The biggest company in the world by market capitalization, Apple (NASDAQ:AAPL) was trading lower on Friday after a disappointing outlook. However, it did not bring down the markets as the major indexes were all moving higher, buoyed by some economic news that the market deemed as favorable.
As of 2:15 p.m. Eastern on Friday, the Dow Jones Industrial Average was up 263 points (0.8%), the S&P 500 was up 46 points (1.1%), and the Nasdaq Composite was up 192 points (1.5%). Among the biggest movers on Friday were Expedia (NASDAQ:EXPE), Gartner (NYSE:IT) and DraftKings (NASDAQ:DKNG).
Apple and jobs
The two major market developments on Friday were Apple’s fiscal fourth-quarter earnings, released Thursday after the market close, and the October jobs report.
We’ll start with Apple, which beat earnings and revenue estimates this past quarter, although its sales were down 1% to $89.5 billion, marking the fourth straight quarter of declining year-over-year sales. There were some bright spots though, as the iPhone saw record revenue for the September quarter, as did Apple’s services division. Net income rose 13% to $23 billion, or $1.46 per diluted share.
While not a great quarter, it certainly wasn’t terrible, but the market seemed to be less enthused by expectations for flat revenue on a year-over-year basis in the first fiscal quarter, when the holidays hit. Analysts were projecting a 5% year-over-year revenue boost in the holiday quarter. Apple stock dropped about 3% in after-hours trading but was only down about 1.3% Friday, at roughly $175 per share as of 2:15 p.m. Eastern.
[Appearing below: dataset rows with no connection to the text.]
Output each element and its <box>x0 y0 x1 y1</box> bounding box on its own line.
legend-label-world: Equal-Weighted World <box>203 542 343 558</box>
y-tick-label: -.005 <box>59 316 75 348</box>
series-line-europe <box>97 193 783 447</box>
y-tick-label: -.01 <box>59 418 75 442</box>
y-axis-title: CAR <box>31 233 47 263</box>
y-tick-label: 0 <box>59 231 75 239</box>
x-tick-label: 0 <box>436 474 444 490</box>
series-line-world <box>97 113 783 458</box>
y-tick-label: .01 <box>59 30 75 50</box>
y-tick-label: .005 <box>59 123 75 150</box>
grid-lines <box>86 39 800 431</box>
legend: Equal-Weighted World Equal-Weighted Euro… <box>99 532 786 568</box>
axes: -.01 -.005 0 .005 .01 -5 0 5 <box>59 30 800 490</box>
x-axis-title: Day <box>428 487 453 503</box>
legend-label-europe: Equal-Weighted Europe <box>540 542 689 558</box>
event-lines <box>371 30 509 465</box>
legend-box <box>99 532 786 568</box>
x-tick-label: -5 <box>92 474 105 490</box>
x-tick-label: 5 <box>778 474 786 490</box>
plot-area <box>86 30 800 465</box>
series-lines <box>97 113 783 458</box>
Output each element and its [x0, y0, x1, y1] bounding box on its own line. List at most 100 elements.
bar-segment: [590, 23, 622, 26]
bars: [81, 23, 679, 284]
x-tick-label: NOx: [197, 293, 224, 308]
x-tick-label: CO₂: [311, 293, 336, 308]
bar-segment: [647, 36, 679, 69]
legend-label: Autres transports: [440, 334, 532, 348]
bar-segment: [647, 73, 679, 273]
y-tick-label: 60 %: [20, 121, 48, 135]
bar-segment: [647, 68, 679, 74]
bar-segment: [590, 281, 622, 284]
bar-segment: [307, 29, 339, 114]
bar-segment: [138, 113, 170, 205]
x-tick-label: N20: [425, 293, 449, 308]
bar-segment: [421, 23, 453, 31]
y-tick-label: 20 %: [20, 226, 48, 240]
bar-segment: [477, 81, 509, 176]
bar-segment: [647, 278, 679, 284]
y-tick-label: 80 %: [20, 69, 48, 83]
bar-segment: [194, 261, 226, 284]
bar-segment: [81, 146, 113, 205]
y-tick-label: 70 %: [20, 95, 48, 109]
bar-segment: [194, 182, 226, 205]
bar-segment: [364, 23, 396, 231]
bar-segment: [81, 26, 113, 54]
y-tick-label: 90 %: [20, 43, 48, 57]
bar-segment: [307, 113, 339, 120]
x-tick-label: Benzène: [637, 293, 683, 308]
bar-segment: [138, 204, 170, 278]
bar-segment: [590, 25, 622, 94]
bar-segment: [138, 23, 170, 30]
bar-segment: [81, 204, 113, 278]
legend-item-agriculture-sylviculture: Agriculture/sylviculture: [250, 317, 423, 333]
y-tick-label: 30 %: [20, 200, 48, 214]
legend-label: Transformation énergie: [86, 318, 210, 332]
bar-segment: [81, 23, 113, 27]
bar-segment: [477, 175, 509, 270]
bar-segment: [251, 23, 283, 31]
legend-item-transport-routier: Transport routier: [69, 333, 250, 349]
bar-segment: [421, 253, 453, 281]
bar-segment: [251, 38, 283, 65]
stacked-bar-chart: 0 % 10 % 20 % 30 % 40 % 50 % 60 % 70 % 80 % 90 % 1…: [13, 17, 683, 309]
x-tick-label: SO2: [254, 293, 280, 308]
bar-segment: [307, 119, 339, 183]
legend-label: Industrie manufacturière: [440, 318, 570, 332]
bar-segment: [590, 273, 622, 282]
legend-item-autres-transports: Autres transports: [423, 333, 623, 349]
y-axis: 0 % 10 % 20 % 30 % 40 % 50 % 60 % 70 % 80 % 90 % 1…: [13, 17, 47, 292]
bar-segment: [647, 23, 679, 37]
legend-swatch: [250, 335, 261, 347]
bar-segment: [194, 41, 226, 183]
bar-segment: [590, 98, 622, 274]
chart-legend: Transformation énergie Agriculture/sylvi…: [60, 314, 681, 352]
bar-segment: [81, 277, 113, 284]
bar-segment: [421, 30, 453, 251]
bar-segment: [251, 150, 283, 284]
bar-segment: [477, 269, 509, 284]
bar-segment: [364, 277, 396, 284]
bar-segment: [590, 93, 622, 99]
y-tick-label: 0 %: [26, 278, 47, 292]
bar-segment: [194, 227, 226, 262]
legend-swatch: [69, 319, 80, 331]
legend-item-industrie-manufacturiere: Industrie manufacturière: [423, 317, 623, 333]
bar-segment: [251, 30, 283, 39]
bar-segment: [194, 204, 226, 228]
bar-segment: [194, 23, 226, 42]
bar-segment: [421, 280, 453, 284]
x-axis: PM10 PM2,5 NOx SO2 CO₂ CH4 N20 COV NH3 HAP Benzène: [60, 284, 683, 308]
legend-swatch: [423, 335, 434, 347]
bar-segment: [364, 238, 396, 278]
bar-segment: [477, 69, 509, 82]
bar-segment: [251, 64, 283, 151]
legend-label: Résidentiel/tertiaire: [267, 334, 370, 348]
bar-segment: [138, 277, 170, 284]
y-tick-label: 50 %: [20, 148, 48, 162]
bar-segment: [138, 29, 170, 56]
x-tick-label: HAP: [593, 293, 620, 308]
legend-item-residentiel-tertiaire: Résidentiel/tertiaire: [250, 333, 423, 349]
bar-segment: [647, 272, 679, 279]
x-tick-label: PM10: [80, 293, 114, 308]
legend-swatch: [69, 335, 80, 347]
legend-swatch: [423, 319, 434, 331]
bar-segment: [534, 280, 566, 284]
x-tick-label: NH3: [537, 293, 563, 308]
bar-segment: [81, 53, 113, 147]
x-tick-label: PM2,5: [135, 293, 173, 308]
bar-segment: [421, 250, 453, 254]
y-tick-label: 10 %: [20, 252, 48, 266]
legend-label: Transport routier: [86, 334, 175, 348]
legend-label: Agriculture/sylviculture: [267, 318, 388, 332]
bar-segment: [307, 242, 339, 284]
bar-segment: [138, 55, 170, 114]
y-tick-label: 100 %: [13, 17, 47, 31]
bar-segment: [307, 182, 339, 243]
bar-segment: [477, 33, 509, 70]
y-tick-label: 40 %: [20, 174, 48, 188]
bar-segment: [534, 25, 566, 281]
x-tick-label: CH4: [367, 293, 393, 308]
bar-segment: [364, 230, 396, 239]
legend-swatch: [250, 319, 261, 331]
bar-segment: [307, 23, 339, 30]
The other big news of the day was the jobs report, which came in worse than expected, adding 150,000 jobs when 170,000 new jobs were expected. The unemployment rate ticked up to 3.9% from 3.8%.
It may be counterintuitive to think that this would spur a market rally, but a cooling jobs market is seen as a sign that the Federal Reserve’s interest-rate hikes are doing their job to slow down the economy and reduce inflation. The market likely viewed this favorably, believing it will give the Fed less reason to raise rates again.
Friday’s big movers
One of the biggest movers on Friday was online travel company Expedia. The stock was up 18% on Friday as of 2:15 p.m. Eastern, trading at over $111 per share. Expedia soared on strong Q3 earnings released Thursday, as gross bookings on its site hit a record $18.5 billion. Revenue hit a record $3.9 billion, up 9% year over year, while adjusted net income also set a record at $778 million, up 21% year over year.
Another top stock on Friday was DraftKings. The online sports-betting company was up 15.4% on Friday as of 2:15 p.m. Eastern, trading at just over $33 per share. DraftKings had a blowout third quarter with revenue up 57% year over year. Average monthly unique payers (MUPs) increased 40% to 2.3 million, while average revenue per MUP was $114, up 14% compared to the same period in 2022.
DraftKings also raised its FY 2023 guidance, now expecting an adjusted EBITDA loss of between $95 million and $115 million, up from the previous adjusted EBITDA guidance for a loss of between $190 million and $220 million. For 2024, the company expects a roughly 25% year-over-year increase in revenue to between $4.5 billion and $4.8 billion. It also anticipates positive adjusted EBITDA of between $350 million and $450 million, as Maine, Puerto Rico, Vermont and North Carolina are slated to approve sports betting.
Gartner, the technology research and consulting firm, also had a big day on Friday, buoyed by strong Q3 earnings, which were released Friday morning. Gartner’s stock had gained about 15% as of Friday afternoon at 2:15 p.m. Eastern, trading at around $389 per share. Gartner grew revenue by 6% year over year in the quarter, increased its contract value by 8%, and boosted its net income by 4%. The firm also raised its guidance for fiscal year 2023.